Quand on r’viendra, ça
on ne le sait pas.
P’têtre demain,
p’tétre dans cent années.
Si on r’vient pas on
se s’ra en tout cas
Jusqu’à la fin
joliment promené
é, é, é, é.
Ça c’est un régiment qui part. Tout l’estaminet dégorge. Le
mitrailleur grimpe sur sa machine, bat la mesure et quand l’instant arrive fait
avec eux :
é, é, é, é.
Les rangs défilent. Un de ceux qui porte les souliers les
plus crottés crie aux gens du trottoir :
— Qui veut m’acheter le cirage qui fait si bien briller
mes croquenots ?
Si ma fi-fi fi-an-cée
me voyait
Ell’ me dirait en me
donnant cinq sous :
« Va t’ faire
raser », mais moi je répondrais
Que ai toujours les
mêmes joues dessous.
Ou, ou, ou, ou.
Le régiment devient plus petit.
— Dites donc, capitaine, demande le mitrailleur, si ma
fiancée me voyait, qu’est-ce qu’elle dirait ?
Ce capitaine a trois galons à son bonnet et une soutane pour
dolman, une soutane qui s’achève en culotte.
— Ce qu’elle dirait ?
— Elle dirait : l’aumônier peut bien te donner du
tabac quoique tu ne sois pas bon catholique.
é, é, é, é.
Le régiment est déjà loin.
Cet aumônier est notre ami. Nous l’avions trouvé sous
Dixmude. Un zouave lui disait :
— Vous savez donc fumer la pipe, capitaine ? (car
il fumait la pipe), parce que j’aurais pu vous la mettre au point.
— Tu peux toujours.
La pipe changea de bouche. C’était au moment de la poussée.
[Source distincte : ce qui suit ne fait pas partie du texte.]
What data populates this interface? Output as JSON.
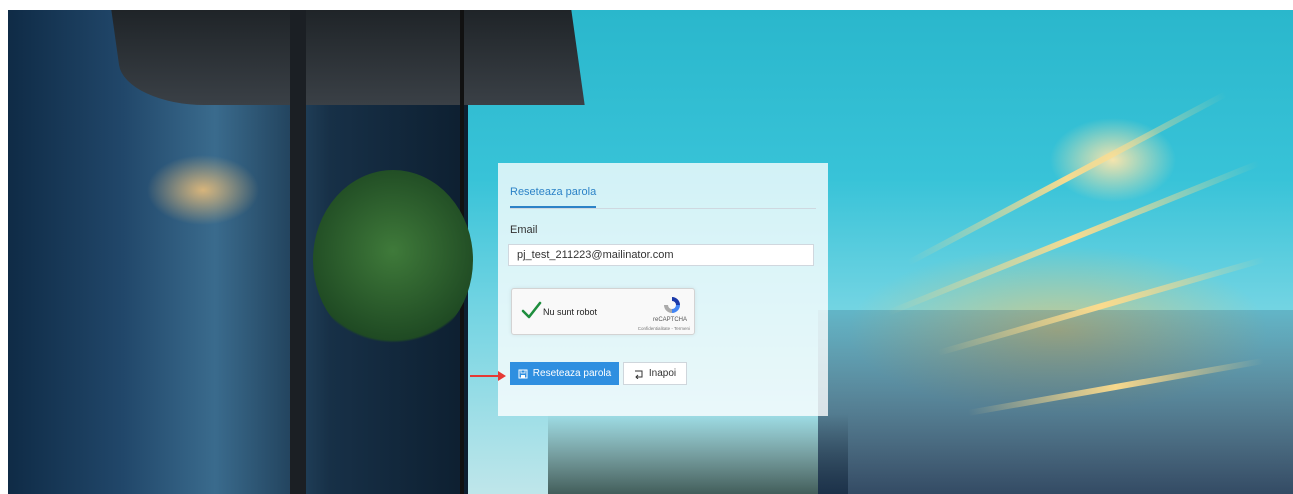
{
  "form": {
    "tab_label": "Reseteaza parola",
    "email_label": "Email",
    "email_value": "pj_test_211223@mailinator.com",
    "email_placeholder": "",
    "recaptcha": {
      "checkbox_label": "Nu sunt robot",
      "brand": "reCAPTCHA",
      "links": "Confidentialitate - Termeni",
      "checked": true
    },
    "submit_label": "Reseteaza parola",
    "back_label": "Inapoi"
  },
  "colors": {
    "accent": "#2f8fe0",
    "tab_active": "#2d83c7",
    "check_green": "#1e8e3e",
    "annotation_red": "#e53935"
  },
  "icons": {
    "submit": "save-icon",
    "back": "back-arrow-icon",
    "recaptcha": "recaptcha-logo-icon"
  }
}
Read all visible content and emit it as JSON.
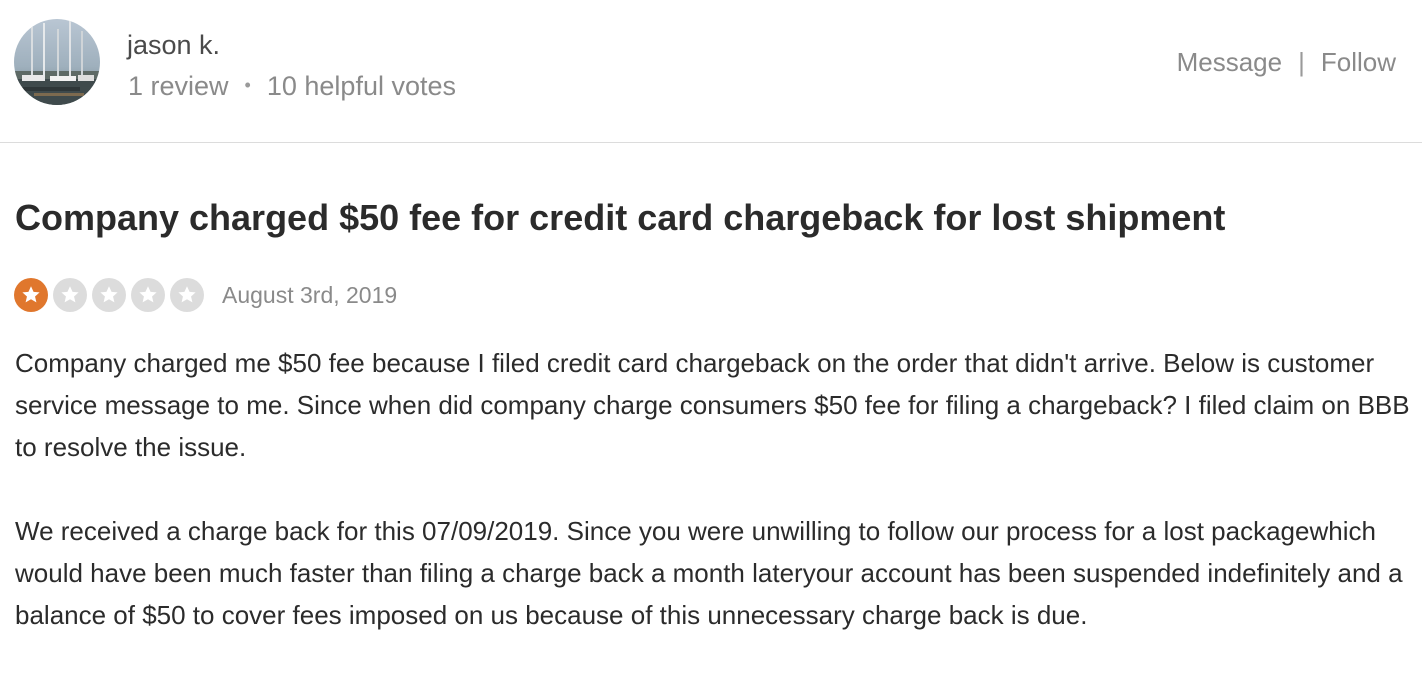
{
  "user": {
    "name": "jason k.",
    "reviews": "1 review",
    "separator": "•",
    "helpful_votes": "10 helpful votes",
    "avatar_icon": "avatar-photo"
  },
  "actions": {
    "message": "Message",
    "separator": "|",
    "follow": "Follow"
  },
  "review": {
    "title": "Company charged $50 fee for credit card chargeback for lost shipment",
    "rating": 1,
    "rating_max": 5,
    "date": "August 3rd, 2019",
    "paragraphs": [
      "Company charged me $50 fee because I filed credit card chargeback on the order that didn't arrive. Below is customer service message to me. Since when did company charge consumers $50 fee for filing a chargeback? I filed claim on BBB to resolve the issue.",
      "We received a charge back for this 07/09/2019. Since you were unwilling to follow our process for a lost packagewhich would have been much faster than filing a charge back a month lateryour account has been suspended indefinitely and a balance of $50 to cover fees imposed on us because of this unnecessary charge back is due."
    ]
  },
  "colors": {
    "star_active": "#e0772d",
    "star_inactive": "#dcdcdc"
  }
}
— Ça m’a l’air de chauffer, capitaine, je vous la
rapporterai peut-être brûlée.
Que le prêtre voudrait que ce zouave lui rapportât sa
pipe !…
L’estaminet n’est pas grand, il y a pourtant beaucoup de
soldats, dans la salle, dans la cuisine, dans le couloir et sur les marches de
l’escalier en escargot. Cette salle à manger dans l’escalier c’est fameux. Ceux
qui sont dans le bas ont autant de nourriture sur le dos et sur le crâne que
dans le ventre.
— Quel dommage, crient les plus haut perchés, qu’on ne
mange pas des choses à noyaux !
Le mitrailleur se lève :
— Je vais vous dire ma nouveauté.
On croit qu’ c’est sur
un ch’val de prix
Qu’ Guillaume, qu’ son
docteur et son fils-ce
S’avancent pour prendre
Paris
Moi j’ dis qu’ c’est
sur une écrevisse.
— Fantassins, artilleurs, carabiniers, toute
l’armée ! Voilà le général.
Ombre, touchante qui se profile sur le reste de la
Belgique ! C’est un ancien général que l’âge arrêta lorsque, le
2 août, il fit le geste d’instinct de reprendre l’épée. Il a suivi
l’armée. Il ne la quittera que pour sa stèle, Namur, Bruxelles. Anvers,
Ostende. Il est à Furnes. Il ne parle pas, même pour demander du pain. Il ne
lit pas. Il ne regarde pas : il marche. Il porta l’uniforme, mania des
hommes, rêva son plan, il est en civil, sans soldats et n’a plus d’avis à
donner. Dépouillé du travail de sa pensée, il voit à ses pieds pourrir ses
fruits. Il marche pour se dépêtrer de ses propres décombres. Il passa devant
l’auberge. Les âmes lui rendirent les honneurs.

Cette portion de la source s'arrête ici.